4. O Lutero socialmente conservador que “conferiu ao príncipe piedoso e ao poder civil, aquela autoridade que anteriormente havia reclamado a Igreja de Roma”.[1] Toda nossa simpatia pertence ao jovem Lutero que queimou a bula papal de excomunhão e o livro da lei canônica, repudiando assim o sistema papal no seu conjunto com toda a autoridade feita pela mão do homem, o jovem Lutero que disse: “Aqui estou. Não posso fazer nada mais, já que nem é seguro e nem correto ir contra a consciência. Ajude-me Deus.” Lutero esperava morrer como um mártir. No entanto, ele ia viver e mudar, para com o tempo, sugerir que outros homens deviam ser executados por causa de suas consciências.

A vida e a obra de Lutero é similar em muitos aspectos a de outros grandes reformadores que começaram bem, clamando: “De volta à Bíblia,” mas que logo se deram conta que muito mais que a opinião religiosa estava em jogo em uma reforma radical. Um atrás do outro, gradualmente, foram comprometendo-se, inclinando-se mais e mais para os próprios interesses nacionalistas dos reis e príncipes e dos conselhos da cidade que desejavam livrar-se do jugo político e econômico da interferência papal. Examinemos cada uma das oito flagrantes violações católicas da escritura e vejamos como os reformadores protestantes trataram cada uma delas.

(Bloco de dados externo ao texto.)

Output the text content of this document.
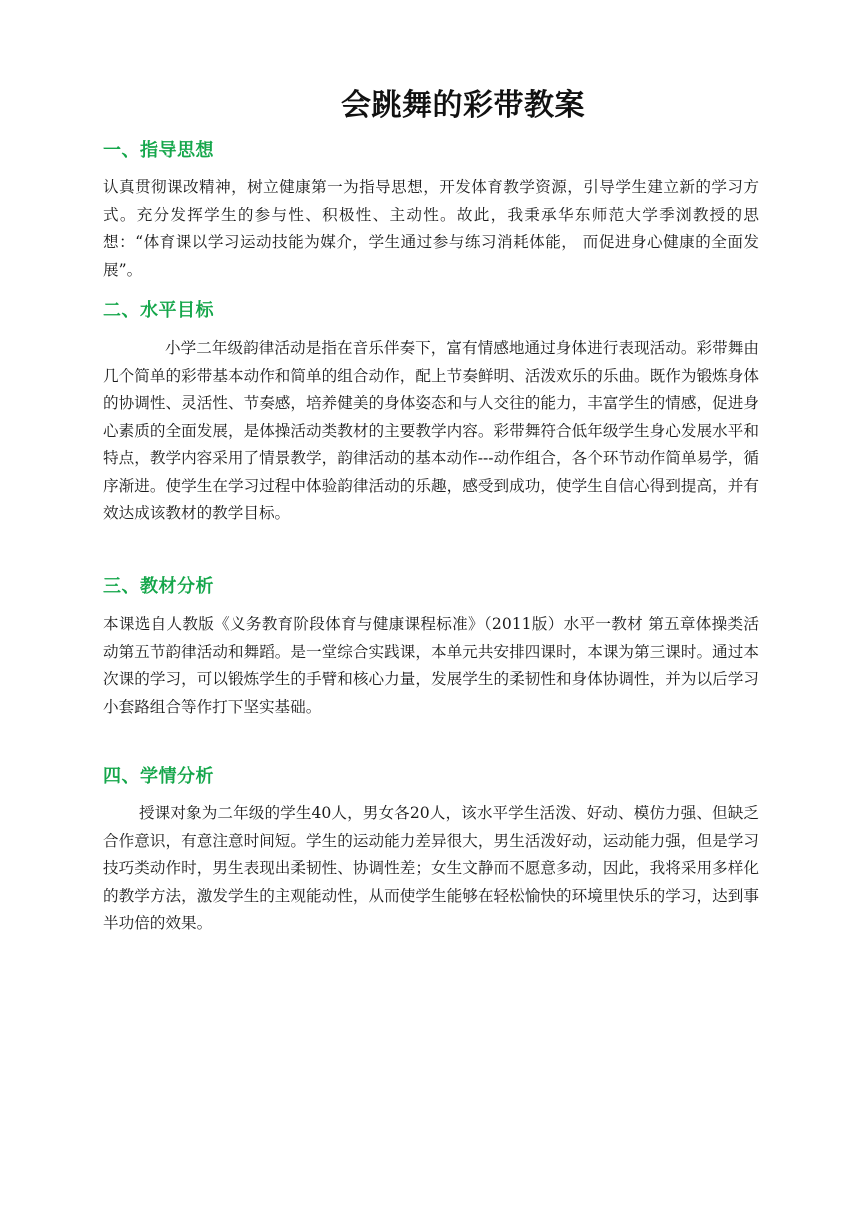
会跳舞的彩带教案
一、指导思想
认真贯彻课改精神，树立健康第一为指导思想，开发体育教学资源，引导学生建立新的学习方式。充分发挥学生的参与性、积极性、主动性。故此，我秉承华东师范大学季浏教授的思想：“体育课以学习运动技能为媒介，学生通过参与练习消耗体能， 而促进身心健康的全面发展”。
二、水平目标
小学二年级韵律活动是指在音乐伴奏下，富有情感地通过身体进行表现活动。彩带舞由几个简单的彩带基本动作和简单的组合动作，配上节奏鲜明、活泼欢乐的乐曲。既作为锻炼身体的协调性、灵活性、节奏感，培养健美的身体姿态和与人交往的能力，丰富学生的情感，促进身心素质的全面发展，是体操活动类教材的主要教学内容。彩带舞符合低年级学生身心发展水平和特点，教学内容采用了情景教学，韵律活动的基本动作---动作组合，各个环节动作简单易学，循序渐进。使学生在学习过程中体验韵律活动的乐趣，感受到成功，使学生自信心得到提高，并有效达成该教材的教学目标。
三、教材分析
本课选自人教版《义务教育阶段体育与健康课程标准》（2011版）水平一教材 第五章体操类活动第五节韵律活动和舞蹈。是一堂综合实践课，本单元共安排四课时，本课为第三课时。通过本次课的学习，可以锻炼学生的手臂和核心力量，发展学生的柔韧性和身体协调性，并为以后学习小套路组合等作打下坚实基础。
四、学情分析
授课对象为二年级的学生40人，男女各20人，该水平学生活泼、好动、模仿力强、但缺乏合作意识，有意注意时间短。学生的运动能力差异很大，男生活泼好动，运动能力强，但是学习技巧类动作时，男生表现出柔韧性、协调性差；女生文静而不愿意多动，因此，我将采用多样化的教学方法，激发学生的主观能动性，从而使学生能够在轻松愉快的环境里快乐的学习，达到事半功倍的效果。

Todos os reformadores famosos aboliram o sistema papal das indulgências, enfrentando atrevidamente e com valentia, o primeiro grande abuso. Eles deram ênfase no ensino da Bíblia de que nenhuma Igreja tem o poder de conceder uma “indulgência” para diminuir ou perdoar o castigo pelo pecado cometido ou de ajudar de qualquer maneira aos já falecidos e condenados. No entanto, lamentavelmente, a ênfase dos reformadores protestantes em sola fide (a salvação por meio da fé somente; “só crê “), em geral foi entendido e praticado como um tipo de “indulgência protestante” para pecar. O resultado foi que um sistema de indulgências foi abolido somente para ser substituído por outro.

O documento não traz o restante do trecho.